As long as her dear heart desires it, so shall her wish be fulfilled. That event will take place today.—My freedom starts at 5 P.M. tonight, and expect to be home at 9 P.M. After getting Emma, your home will be the first stop.
If Emma says it's a masterpiece of a letter, it must be. I really can't wait ’til I read it. Phil, I'll kiss your little one, and your mother, once for you and once for me—
PS. I'd kiss Ev for you, but maybe you wouldn’t like this and I'd hate to take chance hurting you.
Your loving cousin,
Phil
Page Missing
Begins with Page Two
you're about it, that she hasn't get answered my last letter.
My brief period of comparative inactivity will be ended tomorrow, 'cause I'll have to start compiling the Company History then. I'm hoping to make this one really worth-while. I have allowed myself five days for the job. It should be sufficient, even if I am sidetracked temporarily by other work.
Was reading the May “Esquire" when I chanced on a story by Milton Mazer, a doctor, Philadelphian, graduate of U. of P., now a lieutenant in the Medical Corps. It struck me he might be one of the Mazer boys who live across the driveway. On second thought, I'll send the clipping and his picture along. I'm curious.
I'm still waiting to hear from Lil. Has she recovered from her recent indisposition yet?

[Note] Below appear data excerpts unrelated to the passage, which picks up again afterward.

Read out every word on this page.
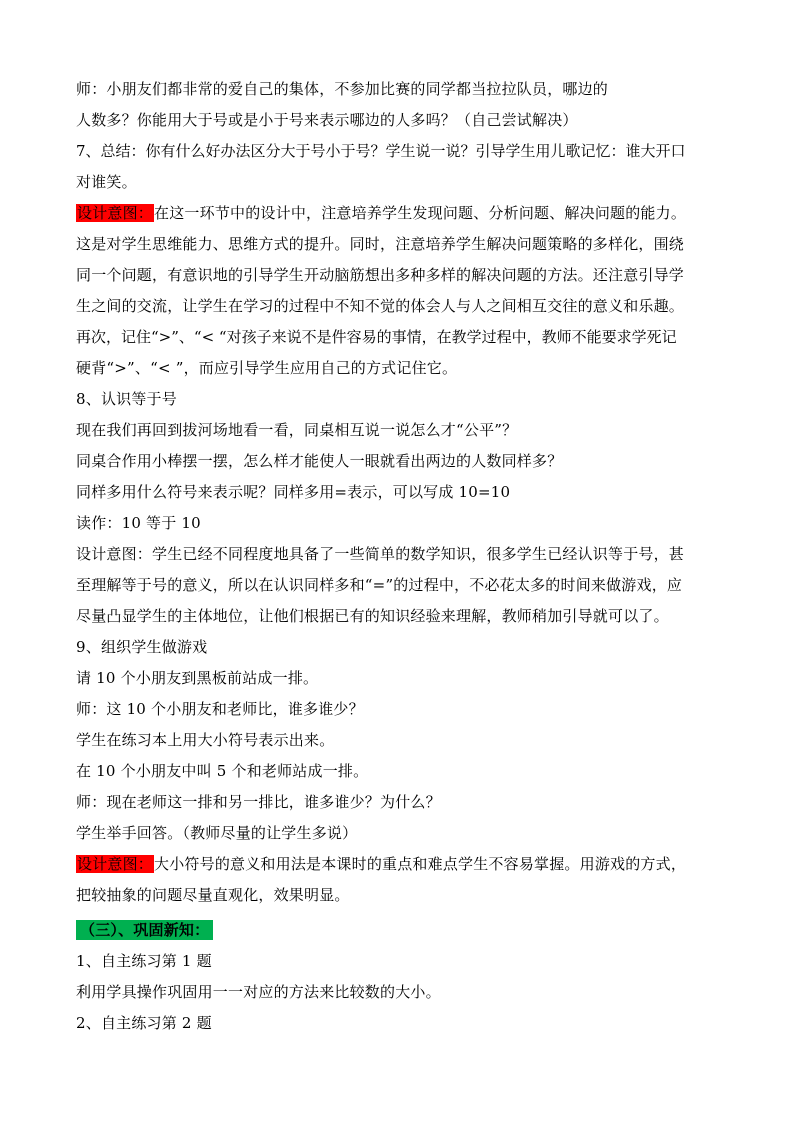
师：小朋友们都非常的爱自己的集体，不参加比赛的同学都当拉拉队员，哪边的
人数多？你能用大于号或是小于号来表示哪边的人多吗？（自己尝试解决）
7、总结：你有什么好办法区分大于号小于号？学生说一说？引导学生用儿歌记忆：谁大开口
对谁笑。
设计意图：在这一环节中的设计中，注意培养学生发现问题、分析问题、解决问题的能力。
这是对学生思维能力、思维方式的提升。同时，注意培养学生解决问题策略的多样化，围绕
同一个问题，有意识地的引导学生开动脑筋想出多种多样的解决问题的方法。还注意引导学
生之间的交流，让学生在学习的过程中不知不觉的体会人与人之间相互交往的意义和乐趣。
再次，记住“>”、“< “对孩子来说不是件容易的事情，在教学过程中，教师不能要求学死记
硬背“>”、“< ”，而应引导学生应用自己的方式记住它。
8、认识等于号
现在我们再回到拔河场地看一看，同桌相互说一说怎么才“公平”？
同桌合作用小棒摆一摆，怎么样才能使人一眼就看出两边的人数同样多？
同样多用什么符号来表示呢？同样多用=表示，可以写成 10=10
读作：10 等于 10
设计意图：学生已经不同程度地具备了一些简单的数学知识，很多学生已经认识等于号，甚
至理解等于号的意义，所以在认识同样多和“=”的过程中，不必花太多的时间来做游戏，应
尽量凸显学生的主体地位，让他们根据已有的知识经验来理解，教师稍加引导就可以了。
9、组织学生做游戏
请 10 个小朋友到黑板前站成一排。
师：这 10 个小朋友和老师比，谁多谁少？
学生在练习本上用大小符号表示出来。
在 10 个小朋友中叫 5 个和老师站成一排。
师：现在老师这一排和另一排比，谁多谁少？为什么？
学生举手回答。（教师尽量的让学生多说）
设计意图：大小符号的意义和用法是本课时的重点和难点学生不容易掌握。用游戏的方式，
把较抽象的问题尽量直观化，效果明显。
（三）、巩固新知：
1、自主练习第 1 题
利用学具操作巩固用一一对应的方法来比较数的大小。
2、自主练习第 2 题
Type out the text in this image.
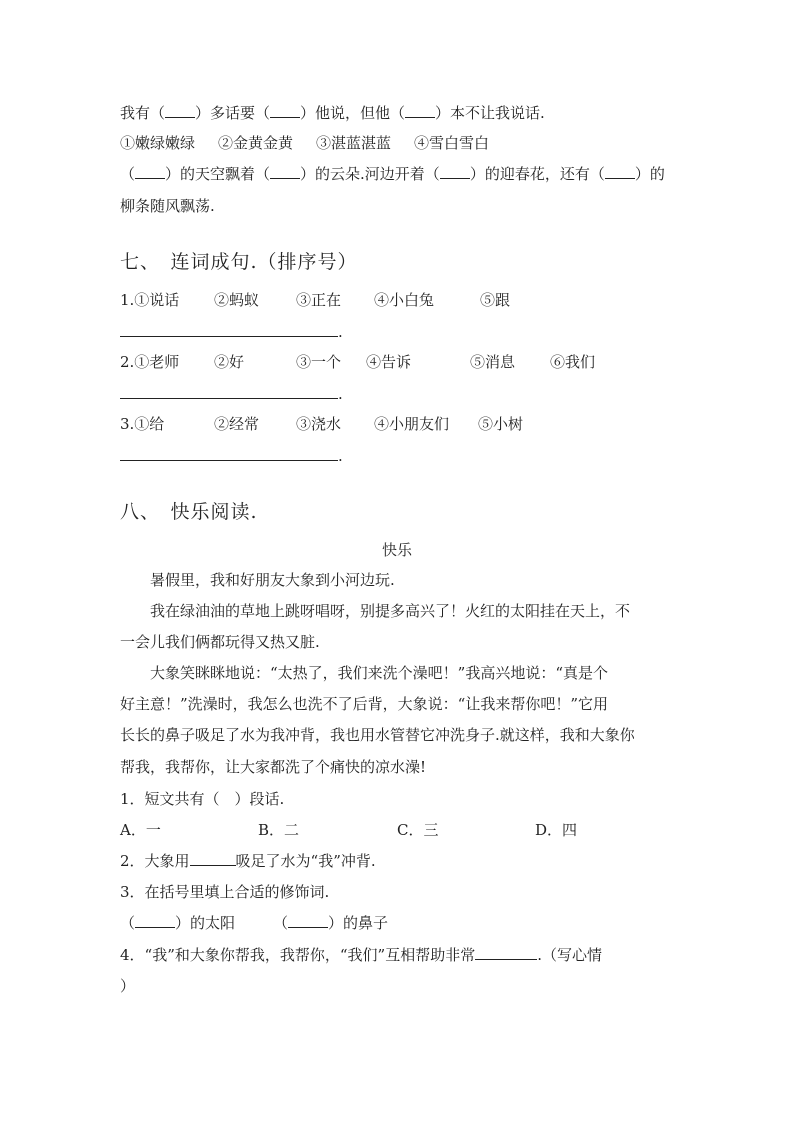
我有（ ）多话要（ ）他说，但他（ ）本不让我说话.
①嫩绿嫩绿 ②金黄金黄 ③湛蓝湛蓝 ④雪白雪白
（ ）的天空飘着（ ）的云朵.河边开着（ ）的迎春花，还有（ ）的
柳条随风飘荡.
七、　连词成句.（排序号）
1.①说话 ②蚂蚁 ③正在 ④小白兔	⑤跟
.
2.①老师 ②好	③一个 ④告诉	⑤消息 ⑥我们
.
3.①给	②经常 ③浇水 ④小朋友们 ⑤小树
.
八、　快乐阅读.
快乐
暑假里，我和好朋友大象到小河边玩.
我在绿油油的草地上跳呀唱呀，别提多高兴了！火红的太阳挂在天上，不
一会儿我们俩都玩得又热又脏.
大象笑眯眯地说：“太热了，我们来洗个澡吧！”我高兴地说：“真是个
好主意！”洗澡时，我怎么也洗不了后背，大象说：“让我来帮你吧！”它用
长长的鼻子吸足了水为我冲背，我也用水管替它冲洗身子.就这样，我和大象你
帮我，我帮你，让大家都洗了个痛快的凉水澡!
1．短文共有（　）段话.
A．一	B．二	C．三	D．四
2．大象用	吸足了水为“我”冲背.
3．在括号里填上合适的修饰词.
（	）的太阳	（	）的鼻子
4．“我”和大象你帮我，我帮你，“我们”互相帮助非常	.（写心情
）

Does Jean ever write? How is Helen doing these days? What's new around the neighborhood—if any? How are the Frommers feeling these days? Is the punkin as fond of them as I am?
You said that Bob was singing at the Stork Club, but haven't told me anything since. I'd like to know how he's doing, what type of songs he is singing, to what accompaniment, etc. My love to the Liebermans next time you see them—and you still haven’t sent me their new address. Is "Link" still putting on weight? How are Barbara and Phyllis developing. I still don't believe Phyllis could possibly be prettier than "Bub."
You may tell Rae and Mickey for me that if they don't soon drop me a line, I'll change my mind about requesting them to send along some candy. (That oughta bring ’em around—don't you think?)
How is Paul behaving now that Stuart is the center of attraction? How often do Ben and Harry write? I haven't had an answer to my last letter to Limey, but am not surprised. He must be pretty busy these days.
How are Mom and Pop Paller getting along since he started on his new job? You must know, Chippie, how pleased I am that the cause for dissension between them has been eliminated.
Waiting to hear more about Diana Jean, Goldie, Harry, and company. Hope my letter to them was well-received.
Tell Dot her letter will follow soon. She has been kind in dropping me a line so frequently. Guess Snuff is really “in” this time. But I don't think it'll be too many months before he's home again. I don't have to ask you to keep in even closer touch with Dot, now that Snuff has gone, ’cause I know you will, anyway.
No questions about the punkin just a great big ache for her in my breast—And for you, too, my little—Chippie.